1968: Plus qu’une date, des idées

En Belgique, mai 68 n’a pas provoqué de tensions, de violences et de mouvements de grève comparables à la situation de nos voisins français. Il n’empêche qu’autour des années soixante/septante, un courant de rénovation passait dans le monde de la santé comme dans les universités belges.

 

 

Manifestation du personnel infirmier

de la clinique Saint-Luc à Namur.

Les infirmières en avaient assez de

se voir confier par les médecins des actes que la loi leur interdisait de pratiquer.

 

L’éditorial d’En Marche de juillet 68, signé Jean Hallet, évoquait la contestation dans les facultés de médecine, et en particulier “les ondes de propagation” parvenues jusqu’à l’Université Libre de Bruxelles depuis les universités françaises: “Des témoins sagaces m’ont affirmé, écrivait le secrétaire général de la Mutualité chrétienne de l’époque, que demain, les hôpitaux universitaires et les facultés de médecine ne seraient plus ce qu’ils étaient avant mai 68. A côté de maîtres qui savaient faire équipe avec les assistants, les étudiants et les paramédicaux, il en était d’autres qui abusaient capricieusement de privilèges conférés par une organisation désuète des cours et du travail hospitalier. Il semble acquis en France que le mandarinat de certains ‘patrons’ n’a pas résisté à la contestation. En beaucoup d’endroits, les réformes sont élaborées avec la participation tant des étudiants que des enseignants…”

Aux yeux de Jean Hallet, “ce qui se passe apparaît très important”. Certes, les organisations médicales ont mal assimilé l’évolution des techniques. Mais, plus encore, les progrès de la spécialisation ont engendré un enseignement parfois incohérent. Il faut tenter de nouvelles expériences de formation “moins encyclopédique et plus active, moins fractionnée, et plus humaine…” En travaillant davantage en équipe, “c’est toute la pratique de la médecine qui en bénéficiera”: la personnalité du malade sera mieux considérée, comme celle de tous ceux et celles qui participent aux soins. La médecine sera “plus efficace et moins aliénante”.

Et de conclure: “…je crois aussi qu’il serait regrettable que les évènements et le brassage des idées de mai et juin 1968 soient sans lendemain (….) En souhaitant que le lecteur veuille bien pardonner l’emphase de ma conclusion, je voudrais dire qu’il est des rendez-vous de l’histoire qu’on n’a pas le droit de manquer, surtout quand il s’agit d’une renaissance pleine d’espérances.”

L’espoir de rénover en profondeur la formation des médecins s’exprima donc dès la rentrée d’automne et se poursuivit tout au long des années 70 comme une lutte contre l’autorité d’un pouvoir médical considéré comme absolu.

 

Une lente descente des “mandarins” 

A l’époque, les étudiants francophones de l’UCL sont davantage mobilisés par les tensions linguistiques et le “Walen buiten” lancé par le mouvement flamand qui aboutira au déménagement de Leuven vers Louvain-la-Neuve en 1970-71, sauf la faculté de médecine qui, pour disposer d’un territoire suffisant en terme de population, s’établira à Bruxelles.

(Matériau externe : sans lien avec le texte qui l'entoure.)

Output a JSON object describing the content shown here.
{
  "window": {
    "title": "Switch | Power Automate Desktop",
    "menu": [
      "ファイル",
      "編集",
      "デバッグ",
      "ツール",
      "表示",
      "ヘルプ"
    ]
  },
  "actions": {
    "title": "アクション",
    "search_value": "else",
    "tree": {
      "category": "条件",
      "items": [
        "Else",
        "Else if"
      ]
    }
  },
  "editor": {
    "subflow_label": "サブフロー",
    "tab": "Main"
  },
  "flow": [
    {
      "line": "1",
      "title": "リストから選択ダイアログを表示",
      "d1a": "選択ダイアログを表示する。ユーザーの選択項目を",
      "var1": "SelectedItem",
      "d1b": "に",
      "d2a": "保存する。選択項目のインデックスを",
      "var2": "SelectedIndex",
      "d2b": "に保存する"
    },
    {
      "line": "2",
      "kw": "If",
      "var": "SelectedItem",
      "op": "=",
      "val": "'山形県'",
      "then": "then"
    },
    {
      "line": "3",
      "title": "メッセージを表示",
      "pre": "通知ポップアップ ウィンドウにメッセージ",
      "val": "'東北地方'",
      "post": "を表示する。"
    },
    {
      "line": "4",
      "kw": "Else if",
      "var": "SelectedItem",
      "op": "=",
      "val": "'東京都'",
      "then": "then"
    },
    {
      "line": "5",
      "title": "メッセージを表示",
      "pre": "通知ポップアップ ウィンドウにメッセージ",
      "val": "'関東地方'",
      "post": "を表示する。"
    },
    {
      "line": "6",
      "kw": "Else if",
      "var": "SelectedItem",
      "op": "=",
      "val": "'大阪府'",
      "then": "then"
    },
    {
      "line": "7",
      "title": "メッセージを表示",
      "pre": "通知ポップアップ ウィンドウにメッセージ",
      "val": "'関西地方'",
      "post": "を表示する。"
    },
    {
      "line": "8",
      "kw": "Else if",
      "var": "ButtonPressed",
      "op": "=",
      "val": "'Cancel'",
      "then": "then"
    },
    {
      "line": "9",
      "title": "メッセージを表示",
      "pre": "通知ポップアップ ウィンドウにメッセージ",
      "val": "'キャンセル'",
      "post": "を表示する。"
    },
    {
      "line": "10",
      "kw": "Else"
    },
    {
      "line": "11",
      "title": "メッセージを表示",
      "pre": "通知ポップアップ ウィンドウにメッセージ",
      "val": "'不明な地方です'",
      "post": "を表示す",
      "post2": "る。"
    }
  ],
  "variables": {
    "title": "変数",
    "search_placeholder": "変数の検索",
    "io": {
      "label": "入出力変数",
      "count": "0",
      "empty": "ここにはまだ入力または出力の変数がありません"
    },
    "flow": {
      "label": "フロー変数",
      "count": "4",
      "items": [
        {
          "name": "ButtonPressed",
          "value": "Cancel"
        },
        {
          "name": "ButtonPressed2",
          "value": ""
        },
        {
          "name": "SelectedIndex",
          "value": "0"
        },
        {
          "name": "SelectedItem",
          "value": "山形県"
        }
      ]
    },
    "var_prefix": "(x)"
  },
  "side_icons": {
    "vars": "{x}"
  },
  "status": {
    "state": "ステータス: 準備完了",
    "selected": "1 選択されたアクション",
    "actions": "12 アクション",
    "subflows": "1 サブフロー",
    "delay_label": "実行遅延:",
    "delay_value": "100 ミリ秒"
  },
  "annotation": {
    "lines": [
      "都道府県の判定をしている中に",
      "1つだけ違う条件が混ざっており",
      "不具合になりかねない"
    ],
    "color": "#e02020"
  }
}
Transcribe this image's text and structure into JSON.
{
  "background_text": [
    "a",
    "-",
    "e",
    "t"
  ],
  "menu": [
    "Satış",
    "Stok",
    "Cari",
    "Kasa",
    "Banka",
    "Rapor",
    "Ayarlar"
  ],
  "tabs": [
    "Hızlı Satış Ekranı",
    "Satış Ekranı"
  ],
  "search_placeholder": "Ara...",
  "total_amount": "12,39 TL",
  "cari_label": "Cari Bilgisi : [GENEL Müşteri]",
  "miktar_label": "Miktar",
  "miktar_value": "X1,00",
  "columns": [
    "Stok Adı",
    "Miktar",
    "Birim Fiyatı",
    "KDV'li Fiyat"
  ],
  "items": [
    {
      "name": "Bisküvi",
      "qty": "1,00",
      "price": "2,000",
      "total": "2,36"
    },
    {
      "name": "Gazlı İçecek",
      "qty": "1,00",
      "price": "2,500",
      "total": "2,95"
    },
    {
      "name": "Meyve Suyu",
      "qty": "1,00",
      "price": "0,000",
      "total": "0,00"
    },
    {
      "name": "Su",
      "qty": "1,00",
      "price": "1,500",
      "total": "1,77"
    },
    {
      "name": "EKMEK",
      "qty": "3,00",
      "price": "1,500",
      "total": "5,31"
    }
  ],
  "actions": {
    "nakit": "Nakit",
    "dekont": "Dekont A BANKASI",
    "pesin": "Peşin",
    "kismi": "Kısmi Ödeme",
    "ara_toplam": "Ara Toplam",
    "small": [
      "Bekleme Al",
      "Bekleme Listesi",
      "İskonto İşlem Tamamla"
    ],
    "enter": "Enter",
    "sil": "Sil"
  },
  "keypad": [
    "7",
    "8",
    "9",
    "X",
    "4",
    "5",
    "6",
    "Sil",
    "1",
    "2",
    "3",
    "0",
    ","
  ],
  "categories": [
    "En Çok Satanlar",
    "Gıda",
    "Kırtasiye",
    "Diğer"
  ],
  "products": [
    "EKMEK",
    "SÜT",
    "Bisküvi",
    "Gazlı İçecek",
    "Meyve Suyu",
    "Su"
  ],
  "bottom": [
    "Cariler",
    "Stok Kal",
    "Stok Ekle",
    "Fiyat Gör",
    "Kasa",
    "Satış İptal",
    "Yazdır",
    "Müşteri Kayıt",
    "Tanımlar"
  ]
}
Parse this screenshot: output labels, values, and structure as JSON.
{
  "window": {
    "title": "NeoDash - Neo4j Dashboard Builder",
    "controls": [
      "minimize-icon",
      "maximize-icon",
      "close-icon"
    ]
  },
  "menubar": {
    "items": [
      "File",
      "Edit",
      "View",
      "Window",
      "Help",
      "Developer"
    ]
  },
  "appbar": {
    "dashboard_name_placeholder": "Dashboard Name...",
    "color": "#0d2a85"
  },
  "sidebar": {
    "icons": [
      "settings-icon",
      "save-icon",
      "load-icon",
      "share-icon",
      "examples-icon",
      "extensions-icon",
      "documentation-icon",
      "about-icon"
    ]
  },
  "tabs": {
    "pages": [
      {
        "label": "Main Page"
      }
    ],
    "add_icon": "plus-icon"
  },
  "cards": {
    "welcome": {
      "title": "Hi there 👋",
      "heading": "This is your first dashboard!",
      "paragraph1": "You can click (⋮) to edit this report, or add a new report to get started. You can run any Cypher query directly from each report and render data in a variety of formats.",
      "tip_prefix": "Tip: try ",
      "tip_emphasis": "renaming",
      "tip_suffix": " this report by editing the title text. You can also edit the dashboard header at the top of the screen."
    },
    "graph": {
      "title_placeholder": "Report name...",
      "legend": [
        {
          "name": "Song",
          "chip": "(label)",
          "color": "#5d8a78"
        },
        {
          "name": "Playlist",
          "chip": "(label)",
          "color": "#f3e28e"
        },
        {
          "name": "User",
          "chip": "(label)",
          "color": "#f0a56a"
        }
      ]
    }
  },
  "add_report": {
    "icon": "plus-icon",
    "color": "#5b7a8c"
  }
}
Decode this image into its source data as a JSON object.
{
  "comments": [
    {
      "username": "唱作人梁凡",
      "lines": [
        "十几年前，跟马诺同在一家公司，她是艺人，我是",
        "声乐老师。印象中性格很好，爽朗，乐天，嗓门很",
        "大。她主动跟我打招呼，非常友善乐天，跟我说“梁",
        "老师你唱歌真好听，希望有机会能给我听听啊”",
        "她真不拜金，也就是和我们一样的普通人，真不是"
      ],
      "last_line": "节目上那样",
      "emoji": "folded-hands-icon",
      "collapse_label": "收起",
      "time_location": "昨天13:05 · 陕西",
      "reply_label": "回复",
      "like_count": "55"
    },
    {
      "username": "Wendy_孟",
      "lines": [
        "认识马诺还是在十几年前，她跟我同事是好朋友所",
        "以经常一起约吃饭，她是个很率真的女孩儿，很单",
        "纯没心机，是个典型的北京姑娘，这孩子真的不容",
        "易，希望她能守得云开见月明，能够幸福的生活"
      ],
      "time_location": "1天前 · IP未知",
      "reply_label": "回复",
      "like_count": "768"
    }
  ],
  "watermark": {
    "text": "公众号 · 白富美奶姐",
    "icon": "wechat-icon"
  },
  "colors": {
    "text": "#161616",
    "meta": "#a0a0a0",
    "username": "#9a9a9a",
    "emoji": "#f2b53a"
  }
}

Mais dès 1966, les étudiants louvanistes avaient choisi la voie de la radicalisation en s’opposant... à la guerre du Viêtnam et les étudiants flamands en s’opposant au refus des évêques de scinder l’Université. Plus largement, tous seront eux aussi traversés par la montée du mouvement social étudiant, par la volonté de prendre la parole et de remettre en cause l’enseignement ex cathedra, par le courant féministe et la libéralisation des mœurs. De plus en plus souvent en contact avec des étudiants étrangers, ils seront aussi nombreux  à être saisi par les problèmes du Tiers-Monde. Symboliquement, l’année 68 fut bien plus longue que l’année calendrier… Dans ces années-là, on vit en effet se déplacer lentement mais progressivement certaines frontières considérées comme inamovibles quelques années auparavant.

Le système de santé devait être repensé de manière pyramidale, à partir du premier échelon de soins, la médecine générale.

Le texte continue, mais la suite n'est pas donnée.